You go implement. And for me, working with my clients, I'm the one to help them implement because I'm usually managing some of the investment assets so we can update beneficiary designations and things like that. But it's not going to be a home run, especially if you're trying to kind of DIY the estate planning documents and financial planning process. If you have to go update the beneficiary designations yourself or...

get an account moved into a revocable trust account, things like that. It could be administratively more difficult to do all of that on your own. So you also want to understand, okay, will the attorney help guide me through some of that process after the documents are signed and executed? And then when you think about retirement plan beneficiary designations, I do want to go back just to one point for the revocable trust.

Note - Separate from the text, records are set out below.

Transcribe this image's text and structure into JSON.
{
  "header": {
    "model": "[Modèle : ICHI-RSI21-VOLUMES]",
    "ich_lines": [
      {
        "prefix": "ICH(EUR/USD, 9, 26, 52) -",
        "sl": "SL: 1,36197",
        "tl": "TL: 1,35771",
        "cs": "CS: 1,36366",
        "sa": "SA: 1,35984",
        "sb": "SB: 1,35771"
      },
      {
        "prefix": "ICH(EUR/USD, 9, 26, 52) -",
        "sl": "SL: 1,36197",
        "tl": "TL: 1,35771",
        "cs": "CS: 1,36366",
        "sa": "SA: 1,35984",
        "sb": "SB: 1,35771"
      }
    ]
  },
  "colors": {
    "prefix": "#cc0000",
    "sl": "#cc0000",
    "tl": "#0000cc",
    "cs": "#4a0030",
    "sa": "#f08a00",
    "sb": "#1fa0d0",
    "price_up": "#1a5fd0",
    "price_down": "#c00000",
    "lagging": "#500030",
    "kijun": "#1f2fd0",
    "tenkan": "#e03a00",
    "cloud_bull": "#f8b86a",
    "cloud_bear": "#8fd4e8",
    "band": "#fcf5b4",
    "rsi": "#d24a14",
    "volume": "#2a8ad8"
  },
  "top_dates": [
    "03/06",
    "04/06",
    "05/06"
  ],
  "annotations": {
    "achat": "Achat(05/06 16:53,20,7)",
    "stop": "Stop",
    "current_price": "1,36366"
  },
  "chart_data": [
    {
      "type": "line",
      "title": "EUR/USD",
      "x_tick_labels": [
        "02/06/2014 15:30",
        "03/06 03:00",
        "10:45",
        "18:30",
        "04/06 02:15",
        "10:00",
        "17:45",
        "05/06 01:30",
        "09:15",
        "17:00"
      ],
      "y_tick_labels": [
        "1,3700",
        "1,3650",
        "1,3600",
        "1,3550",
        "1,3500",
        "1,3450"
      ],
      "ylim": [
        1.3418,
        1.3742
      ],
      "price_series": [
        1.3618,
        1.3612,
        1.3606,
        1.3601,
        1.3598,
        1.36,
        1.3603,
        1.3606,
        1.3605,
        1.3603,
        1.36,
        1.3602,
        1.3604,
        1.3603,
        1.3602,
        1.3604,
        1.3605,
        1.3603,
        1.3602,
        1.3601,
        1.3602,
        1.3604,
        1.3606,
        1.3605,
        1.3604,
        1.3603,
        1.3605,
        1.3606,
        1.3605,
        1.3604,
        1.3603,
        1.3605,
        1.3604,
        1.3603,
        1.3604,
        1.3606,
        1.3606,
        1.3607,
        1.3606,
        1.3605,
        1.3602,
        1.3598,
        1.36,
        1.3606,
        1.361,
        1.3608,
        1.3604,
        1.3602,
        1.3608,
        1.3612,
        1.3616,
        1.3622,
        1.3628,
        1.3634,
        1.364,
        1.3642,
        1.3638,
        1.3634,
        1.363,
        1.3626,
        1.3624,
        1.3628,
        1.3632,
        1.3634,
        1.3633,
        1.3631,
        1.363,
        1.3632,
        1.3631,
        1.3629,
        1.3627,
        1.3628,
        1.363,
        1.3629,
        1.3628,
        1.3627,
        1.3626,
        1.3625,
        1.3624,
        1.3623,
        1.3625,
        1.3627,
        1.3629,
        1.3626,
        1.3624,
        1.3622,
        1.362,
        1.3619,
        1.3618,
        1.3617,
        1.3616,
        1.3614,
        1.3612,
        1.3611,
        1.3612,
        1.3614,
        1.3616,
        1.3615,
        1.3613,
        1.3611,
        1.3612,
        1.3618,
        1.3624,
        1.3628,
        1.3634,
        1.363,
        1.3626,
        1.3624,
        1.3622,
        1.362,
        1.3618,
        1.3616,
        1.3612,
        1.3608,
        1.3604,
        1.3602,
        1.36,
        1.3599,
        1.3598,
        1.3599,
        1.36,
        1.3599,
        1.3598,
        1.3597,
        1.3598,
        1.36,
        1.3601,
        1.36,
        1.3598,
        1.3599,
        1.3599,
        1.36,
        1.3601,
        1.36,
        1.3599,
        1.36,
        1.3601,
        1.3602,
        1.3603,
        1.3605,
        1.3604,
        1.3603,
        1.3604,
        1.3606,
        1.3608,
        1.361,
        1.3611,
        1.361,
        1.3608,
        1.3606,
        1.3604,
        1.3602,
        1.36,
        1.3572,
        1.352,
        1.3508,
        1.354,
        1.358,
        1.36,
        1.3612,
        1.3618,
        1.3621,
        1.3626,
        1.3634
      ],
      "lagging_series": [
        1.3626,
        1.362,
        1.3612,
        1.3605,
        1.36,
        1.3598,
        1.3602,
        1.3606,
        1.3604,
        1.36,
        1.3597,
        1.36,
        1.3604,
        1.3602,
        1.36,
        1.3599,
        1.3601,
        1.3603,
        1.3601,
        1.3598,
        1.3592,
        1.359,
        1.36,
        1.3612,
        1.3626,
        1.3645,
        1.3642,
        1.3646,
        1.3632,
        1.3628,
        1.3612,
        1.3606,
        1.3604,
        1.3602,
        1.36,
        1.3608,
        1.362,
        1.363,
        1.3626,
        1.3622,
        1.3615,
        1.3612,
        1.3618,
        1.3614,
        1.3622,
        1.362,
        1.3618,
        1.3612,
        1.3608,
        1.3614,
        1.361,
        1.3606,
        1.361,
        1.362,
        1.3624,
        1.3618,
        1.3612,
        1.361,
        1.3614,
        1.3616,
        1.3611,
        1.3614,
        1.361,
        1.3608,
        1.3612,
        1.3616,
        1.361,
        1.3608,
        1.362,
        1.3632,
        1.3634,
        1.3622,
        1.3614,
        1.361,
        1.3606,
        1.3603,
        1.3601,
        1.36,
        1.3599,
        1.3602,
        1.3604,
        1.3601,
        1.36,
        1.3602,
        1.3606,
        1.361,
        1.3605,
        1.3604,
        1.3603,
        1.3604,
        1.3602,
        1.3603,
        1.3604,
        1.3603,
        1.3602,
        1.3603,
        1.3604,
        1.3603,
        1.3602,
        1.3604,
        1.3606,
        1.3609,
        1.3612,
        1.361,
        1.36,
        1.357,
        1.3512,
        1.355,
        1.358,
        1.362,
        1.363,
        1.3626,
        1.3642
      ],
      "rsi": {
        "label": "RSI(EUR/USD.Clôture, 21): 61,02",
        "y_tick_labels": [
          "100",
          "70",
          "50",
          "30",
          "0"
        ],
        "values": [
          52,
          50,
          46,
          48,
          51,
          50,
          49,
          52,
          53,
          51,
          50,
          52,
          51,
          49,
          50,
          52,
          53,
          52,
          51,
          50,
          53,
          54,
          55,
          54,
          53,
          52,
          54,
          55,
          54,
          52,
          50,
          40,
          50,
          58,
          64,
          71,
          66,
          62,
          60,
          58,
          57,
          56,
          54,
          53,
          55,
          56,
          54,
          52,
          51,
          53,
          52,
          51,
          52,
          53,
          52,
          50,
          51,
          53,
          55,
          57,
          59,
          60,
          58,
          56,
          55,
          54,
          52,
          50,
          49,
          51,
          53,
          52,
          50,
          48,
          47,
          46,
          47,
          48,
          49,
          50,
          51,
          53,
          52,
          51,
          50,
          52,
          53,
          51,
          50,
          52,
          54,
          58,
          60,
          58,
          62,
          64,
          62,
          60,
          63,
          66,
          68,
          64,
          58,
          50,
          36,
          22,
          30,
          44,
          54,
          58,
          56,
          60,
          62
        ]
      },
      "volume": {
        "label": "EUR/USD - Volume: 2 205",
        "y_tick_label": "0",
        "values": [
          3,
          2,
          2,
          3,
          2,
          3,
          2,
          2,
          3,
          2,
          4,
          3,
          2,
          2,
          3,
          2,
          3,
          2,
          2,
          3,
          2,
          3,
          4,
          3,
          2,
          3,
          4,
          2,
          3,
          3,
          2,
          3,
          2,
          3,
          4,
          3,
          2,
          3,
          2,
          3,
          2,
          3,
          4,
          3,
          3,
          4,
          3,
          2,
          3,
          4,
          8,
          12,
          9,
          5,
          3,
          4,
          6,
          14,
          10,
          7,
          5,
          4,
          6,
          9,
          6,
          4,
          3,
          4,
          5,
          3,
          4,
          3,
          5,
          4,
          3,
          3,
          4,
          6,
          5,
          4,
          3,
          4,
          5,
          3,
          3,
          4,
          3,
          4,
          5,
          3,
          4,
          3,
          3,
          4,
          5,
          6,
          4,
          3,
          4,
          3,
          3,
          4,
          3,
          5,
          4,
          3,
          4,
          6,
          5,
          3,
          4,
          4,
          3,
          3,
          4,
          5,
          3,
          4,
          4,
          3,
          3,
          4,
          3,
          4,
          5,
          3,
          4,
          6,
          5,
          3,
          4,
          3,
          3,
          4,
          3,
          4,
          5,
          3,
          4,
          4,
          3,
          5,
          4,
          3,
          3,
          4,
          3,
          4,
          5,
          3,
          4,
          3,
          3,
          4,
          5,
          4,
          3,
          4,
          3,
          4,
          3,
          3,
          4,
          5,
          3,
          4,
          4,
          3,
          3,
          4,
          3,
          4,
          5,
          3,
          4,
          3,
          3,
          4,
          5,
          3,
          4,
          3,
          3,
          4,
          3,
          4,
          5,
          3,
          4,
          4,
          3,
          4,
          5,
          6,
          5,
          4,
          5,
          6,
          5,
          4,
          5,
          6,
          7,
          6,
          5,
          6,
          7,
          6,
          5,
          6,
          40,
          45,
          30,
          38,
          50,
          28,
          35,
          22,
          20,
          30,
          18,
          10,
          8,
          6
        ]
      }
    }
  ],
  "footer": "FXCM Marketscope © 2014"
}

And you can use the trust as a beneficiary designation, but most attorneys are going to recommend that you use your surviving spouse as the primary beneficiary with a trust as a secondary if you have younger children. If you have, well, like let's just say in the case of my father, you know, it's just me and my sister now. And on his IRA beneficiary designation, it would have...

Deb Meyer (28:35.566)

My name listed as 50%, her name listed as 50%, and that's as simple as it is. We don't need to go through the trust. We can just be direct beneficiaries and have access to those assets if something were to happen. So again, an attorney will guide you through this process, and that's why when I gave the online resource, I wasn't suggesting you do it. I'm just saying if you're completely opposed to going and meeting with an attorney in person,

which most of the attorneys want to meet in person, then that is a kind of backstop solution to get some basic documents done, but it's definitely not the preferred way. Bottom line, I would love for you, if you don't already have estate planning documents, to consider getting some estate planning documents in place, if nothing else, just for peace of mind for your family, to help protect them. And then if you do have documents already in place,

Think about when you last updated them or reviewed them. Have there been any major life changes since then? Like a death in the family or a move to a new state, whatever the case may be. So again, usually when you think about the timeline to review, I would say every five to eight years is usually a good timeline unless you know for certain something happened prior to that five -year mark and you want to get...

some updates done sooner. You can obviously work with an attorney to evaluate the extent of what those revisions are going to entail. Okay, I hope this was helpful. Have a great day.